My Take
PUBLISHED : Saturday, 20 April, 2013, 12:00am
UPDATED : Saturday, 20 April, 2013, 3:24am

How I occupied Benny Tai's lunch hour

BIO

Alex Lo is a senior writer at the South China Morning Post. He writes editorials and the daily “My Take” column on page 2. He also edits the weekly science and technology page in Sunday Morning Post.
 

Benny Tai Yiu-ting teaches at HKU and I live next door in Pok Fu Lam. But, no, the associate law professor who plans to hold up traffic in Central to press for democracy wanted to meet for lunch in out-of-the-way Sha Tin. Rather typical, I thought, of a man who just wants to make things difficult.

Funnily enough, he admits he is not making it easy for anyone with his Occupy Central plan. All I knew about Tai was what I had read and seen on television. So I was expecting fire and brimstone, a "Long Hair" in academic robes.

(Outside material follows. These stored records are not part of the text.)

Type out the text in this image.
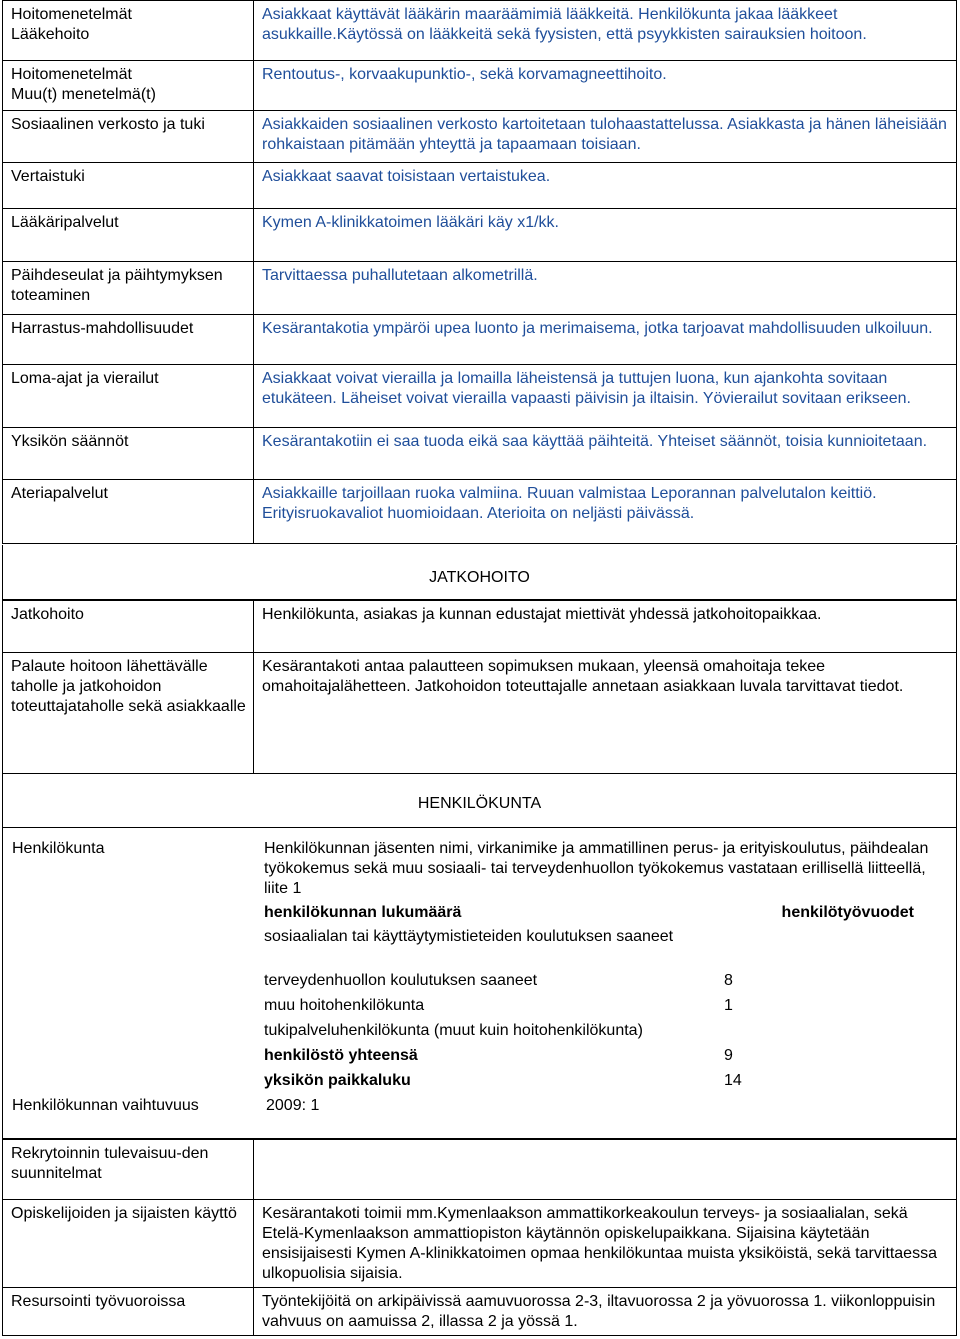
Hoitomenetelmät
Lääkehoito	Asiakkaat käyttävät lääkärin maaräämimiä lääkkeitä. Henkilökunta jakaa lääkkeet asukkaille.Käytössä on lääkkeitä sekä fyysisten, että psyykkisten sairauksien hoitoon.

Hoitomenetelmät
Muu(t) menetelmä(t)	Rentoutus-, korvaakupunktio-, sekä korvamagneettihoito.
Sosiaalinen verkosto ja tuki	Asiakkaiden sosiaalinen verkosto kartoitetaan tulohaastattelussa. Asiakkasta ja hänen läheisiään rohkaistaan pitämään yhteyttä ja tapaamaan toisiaan.
Vertaistuki	Asiakkaat saavat toisistaan vertaistukea.
Lääkäripalvelut	Kymen A-klinikkatoimen lääkäri käy x1/kk.
Päihdeseulat ja päihtymyksen toteaminen	Tarvittaessa puhallutetaan alkometrillä.
Harrastus-mahdollisuudet	Kesärantakotia ympäröi upea luonto ja merimaisema, jotka tarjoavat mahdollisuuden ulkoiluun.
Loma-ajat ja vierailut	Asiakkaat voivat vierailla ja lomailla läheistensä ja tuttujen luona, kun ajankohta sovitaan etukäteen. Läheiset voivat vierailla vapaasti päivisin ja iltaisin. Yövierailut sovitaan erikseen.
Yksikön säännöt	Kesärantakotiin ei saa tuoda eikä saa käyttää päihteitä. Yhteiset säännöt, toisia kunnioitetaan.
Ateriapalvelut	Asiakkaille tarjoillaan ruoka valmiina. Ruuan valmistaa Leporannan palvelutalon keittiö. Erityisruokavaliot huomioidaan. Aterioita on neljästi päivässä.
JATKOHOITO
Jatkohoito	Henkilökunta, asiakas ja kunnan edustajat miettivät yhdessä jatkohoitopaikkaa.
Palaute hoitoon lähettävälle taholle ja jatkohoidon toteuttajataholle sekä asiakkaalle	Kesärantakoti antaa palautteen sopimuksen mukaan, yleensä omahoitaja tekee omahoitajalähetteen. Jatkohoidon toteuttajalle annetaan asiakkaan luvala tarvittavat tiedot.
HENKILÖKUNTA
Henkilökunta	Henkilökunnan jäsenten nimi, virkanimike ja ammatillinen perus- ja erityiskoulutus, päihdealan työkokemus sekä muu sosiaali- tai terveydenhuollon työkokemus vastataan erillisellä liitteellä, liite 1
henkilökunnan lukumäärä	henkilötyövuodet
sosiaalialan tai käyttäytymistieteiden koulutuksen saaneet
terveydenhuollon koulutuksen saaneet	8
muu hoitohenkilökunta	1
tukipalveluhenkilökunta (muut kuin hoitohenkilökunta)
henkilöstö yhteensä	9
yksikön paikkaluku	14
Henkilökunnan vaihtuvuus	2009: 1
Rekrytoinnin tulevaisuu-den suunnitelmat	
Opiskelijoiden ja sijaisten käyttö	Kesärantakoti toimii mm.Kymenlaakson ammattikorkeakoulun terveys- ja sosiaalialan, sekä Etelä-Kymenlaakson ammattiopiston käytännön opiskelupaikkana. Sijaisina käytetään ensisijaisesti Kymen A-klinikkatoimen opmaa henkilökuntaa muista yksiköistä, sekä tarvittaessa ulkopuolisia sijaisia.
Resursointi työvuoroissa	Työntekijöitä on arkipäivissä aamuvuorossa 2-3, iltavuorossa 2 ja yövuorossa 1. viikonloppuisin vahvuus on aamuissa 2, illassa 2 ja yössä 1.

He turned out to be one of those cuddly professors found on every campus who would talk to anyone interested in their research. People tend to make him a hero or villain. But there would have been mass protests in the run-up to the 2017 chief executive race if Tai had never written a word about Occupy Central. In his academic mind, he thinks a free and fair election will be in everyone's interest, including Beijing's. But I said that while we may be ready for democracy, the reality is that Beijing is not.

Tai believes political reform on the mainland is inevitable. He agrees, surprisingly, that the central government enjoys a high degree of legitimacy. "Surveys have shown very high numbers," he said. But it's what he calls performance-based legitimacy. When economic growth stalls, he says, Beijing will need a more sustainable kind of legitimacy. "If I can think of this point, Beijing has people who have already thought it through," he said. "They must worry not just about today but 10 or 20 years down the road." Why not use tiny Hong Kong, he asks, as a reform experiment that can be contained if things go wrong?

He thinks that in a free and fair race, the Beijing-friendly camp would still win, provided it had a half-decent candidate, but not by a landslide. So the government would have the legitimacy denied it now. The pan-democrats, seeing the possibility of real power, would learn to work with Beijing and stop their "destructive" - his word, not mine - opposition for opposition's sake. Its radical fringe would wither away. Does this mean that, as the price of power, the pan-dems will learn to shut up about one-party rule, human rights, the suppression of dissent and media censorship? He seemed to agree, but he was munching on his caesar salad so I couldn't hear very well.